Theo was the product of CBC producer and polymath Andrew Cochrane’s imagination, the eponymous TV show inspired by an effort to explain to his son William the comings and goings of the ships in the Bedford Basin.
Theo and the other anthropomorphic denizens of the Big Harbour (models in a big bathtub in fact), went about their business while their adventures offered children lessons characterized as “teachy not preachy.” You can see the original models and sets today at the Maritime Museum of the Atlantic in Halifax.
Before Theodore Tugboat‘s TV finale in April 2001, Theodore Too, a life-size replica of the original model, had taken to the waters. Snyder’s Shipyard in Dayspring, N.S, launched Theodore Too on April 19, 2000.
For two decades Theo, barring occasional forays to promote Nova Scotia tourism, was a fixture on the Halifax waterfront. In the summer of 2016, Mayor Mike Savaged dubbed Theo the city’s official “Welcome Ambassador,” and later launch his re-election campaign aboard on the ship.
Theo‘s relationship with Halifax ended in March 2021 though, when tour company Ambassatours Gray Line sold him to Blair McKeil, founder of McKeil Marine headquartered in Burlington, Ont.
“While fielding inquiries from all over the world, it was the offer from Blair McKeil that felt like the best fit for Theodore’s personality, experience and potential,” Ambassatours boss Dennis Campbell says in a press release.
Theo’s new owner has deep connections to the Maritimes, to Hamilton and to the maritime environment more broadly. Blair McKeil’s forebears hail from Cumberland County, but it was in a barn atop the Niagara Escarpment above Hamilton they built their first boat. The Micmac was launched in Hamilton Harbour in 1956, initially ferrying workers building the St. Lawrence Seaway, McKeil Marine was built on these humble, handmade beginnings.
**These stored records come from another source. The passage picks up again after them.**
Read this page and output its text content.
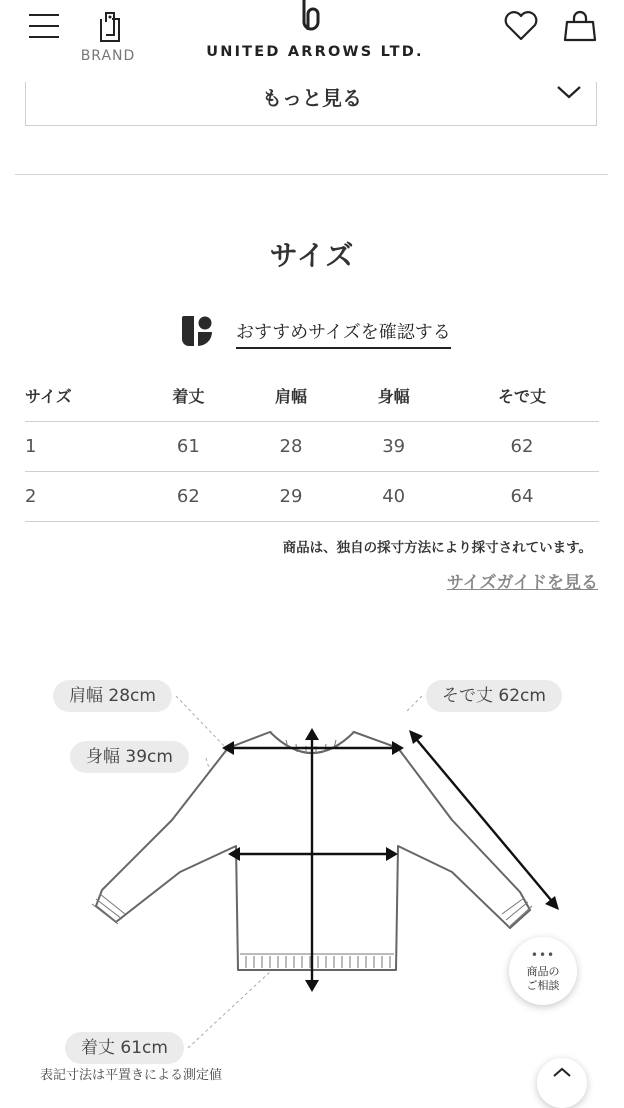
BRAND	UNITED ARROWS LTD.
もっと見る
サイズ
おすすめサイズを確認する
サイズ	着丈	肩幅	身幅	そで丈
1	61	28	39	62
2	62	29	40	64
商品は、独自の採寸方法により採寸されています。
サイズガイドを見る
肩幅 28cm
身幅 39cm
そで丈 62cm
着丈 61cm
表記寸法は平置きによる測定値
•••
商品の
ご相談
Like so many Maritimers before him, on June 10, Theodore Too departed for, not greener pastures, but fresher waters: Hamilton, the port at the western end of Lake Ontario. Throughout the month-long trip, despite COVID-19 restrictions, Theo attracted excited crowds and garnered rave reviews, including coverage south of the border on National Public Radio.
In Prescott, Ont. Capt. Gary Byers told CTV News: “The reception along here has just been phenomenal. Thousands of people have come to see him. Even in the rain.” On July 15, escorted by a large flotilla, Theo sailed into Hamilton Harbour.
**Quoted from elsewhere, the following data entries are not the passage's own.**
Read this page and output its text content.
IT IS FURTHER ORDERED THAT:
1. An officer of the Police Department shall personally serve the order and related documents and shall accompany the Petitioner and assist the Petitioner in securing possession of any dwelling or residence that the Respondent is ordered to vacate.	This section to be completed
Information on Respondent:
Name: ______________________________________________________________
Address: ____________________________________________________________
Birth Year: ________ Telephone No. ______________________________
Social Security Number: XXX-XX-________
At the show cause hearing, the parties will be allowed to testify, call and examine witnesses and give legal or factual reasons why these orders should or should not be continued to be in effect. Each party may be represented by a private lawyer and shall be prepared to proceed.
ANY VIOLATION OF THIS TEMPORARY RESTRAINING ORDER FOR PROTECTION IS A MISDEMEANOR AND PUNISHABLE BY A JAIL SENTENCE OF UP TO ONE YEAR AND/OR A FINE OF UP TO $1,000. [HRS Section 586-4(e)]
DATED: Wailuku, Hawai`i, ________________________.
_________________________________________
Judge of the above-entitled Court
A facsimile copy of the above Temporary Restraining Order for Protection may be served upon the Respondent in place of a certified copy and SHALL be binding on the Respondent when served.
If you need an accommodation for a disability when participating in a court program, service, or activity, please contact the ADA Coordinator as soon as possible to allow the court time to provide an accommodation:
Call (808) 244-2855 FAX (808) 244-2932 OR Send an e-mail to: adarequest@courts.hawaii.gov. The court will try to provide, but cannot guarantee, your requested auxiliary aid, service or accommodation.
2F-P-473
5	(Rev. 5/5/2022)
This is no retirement. “He’ll continue to be an ambassador for the Maritimes and Nova Scotia throughout,” McKiel says. Plans are already in the works for a return tour of the Maritimes.
Theo will also promote a non-profit organization called Swim Drink Fish, a group that has “connected 6 million people to their local waters and has activated about $2 billion in restoration work since it was established in 2001,” according to its website. Reflecting this planet-friendly mission, Theo is converting to biodiesel imminently. Along with these duties Theo will also be promoting marine careers, a field that current research indicates requires skilled trades and qualified graduates.
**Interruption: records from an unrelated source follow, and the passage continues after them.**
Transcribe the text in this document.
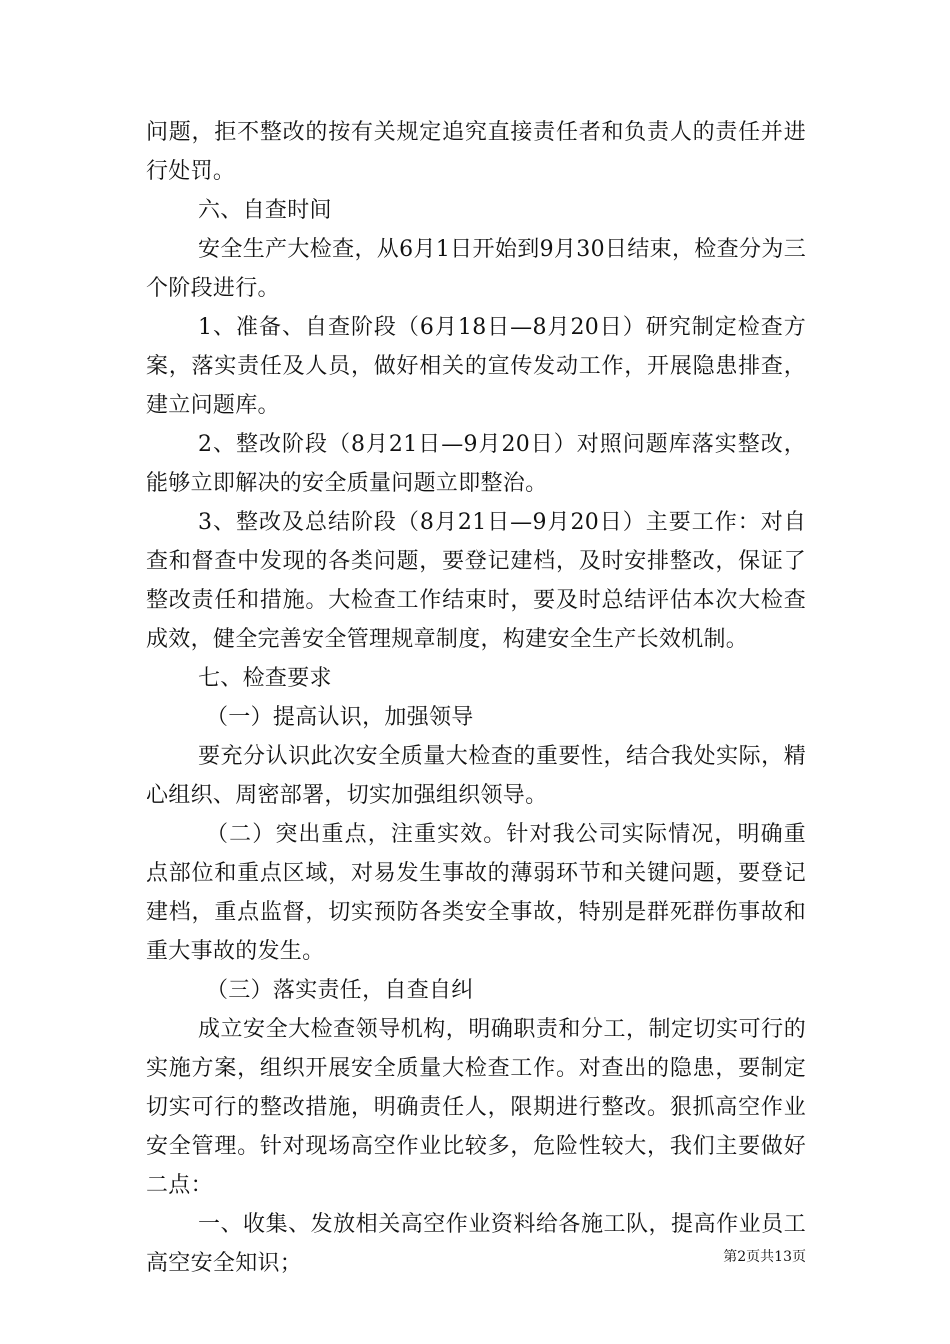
问题，拒不整改的按有关规定追究直接责任者和负责人的责任并进行处罚。

六、自查时间

安全生产大检查，从6月1日开始到9月30日结束，检查分为三个阶段进行。

1、准备、自查阶段（6月18日—8月20日）研究制定检查方案，落实责任及人员，做好相关的宣传发动工作，开展隐患排查，建立问题库。

2、整改阶段（8月21日—9月20日）对照问题库落实整改，能够立即解决的安全质量问题立即整治。

3、整改及总结阶段（8月21日—9月20日）主要工作：对自查和督查中发现的各类问题，要登记建档，及时安排整改，保证了整改责任和措施。大检查工作结束时，要及时总结评估本次大检查成效，健全完善安全管理规章制度，构建安全生产长效机制。

七、检查要求

（一）提高认识，加强领导

要充分认识此次安全质量大检查的重要性，结合我处实际，精心组织、周密部署，切实加强组织领导。

（二）突出重点，注重实效。针对我公司实际情况，明确重点部位和重点区域，对易发生事故的薄弱环节和关键问题，要登记建档，重点监督，切实预防各类安全事故，特别是群死群伤事故和重大事故的发生。

（三）落实责任，自查自纠

成立安全大检查领导机构，明确职责和分工，制定切实可行的实施方案，组织开展安全质量大检查工作。对查出的隐患，要制定切实可行的整改措施，明确责任人，限期进行整改。狠抓高空作业安全管理。针对现场高空作业比较多，危险性较大，我们主要做好二点：

一、收集、发放相关高空作业资料给各施工队，提高作业员工高空安全知识；	第2页共13页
As East Coasters tend to do, Theo has found the company of other expatriates in Ontario. Berthed nearby is HMCS Haida, a Tribal-class Second World War destroyer (known as the “fightingest ship in the Royal Canadian Navy”) that sailed from Halifax often. (Learn more about HMCS Haida in this recent Halifax Magazine article).
Theo has, most recently, made his first transit of the Welland Canal and visited Sarnia-Lambton at the western end of Lake Erie, venturing as far northwest as Grand Bend on Lake Huron.
New Captain Caitlin Simpson, with 30 years of maritime experience, tells the Sarnia Observer: “It’s a real interesting contrast between the serious business of shipping and the whimsicalness of being a children’s entertainment icon.”
As Theo starts the next chapter in his life story in a new freshwater home, he will inevitably call to mind the words of fellow Big Harbour tug Emily the Vigorous, who used to tell the TV show’s young fans: “It’s nice to be on the ocean but the best part is when you sail into new harbours and meet new ships for the first time.”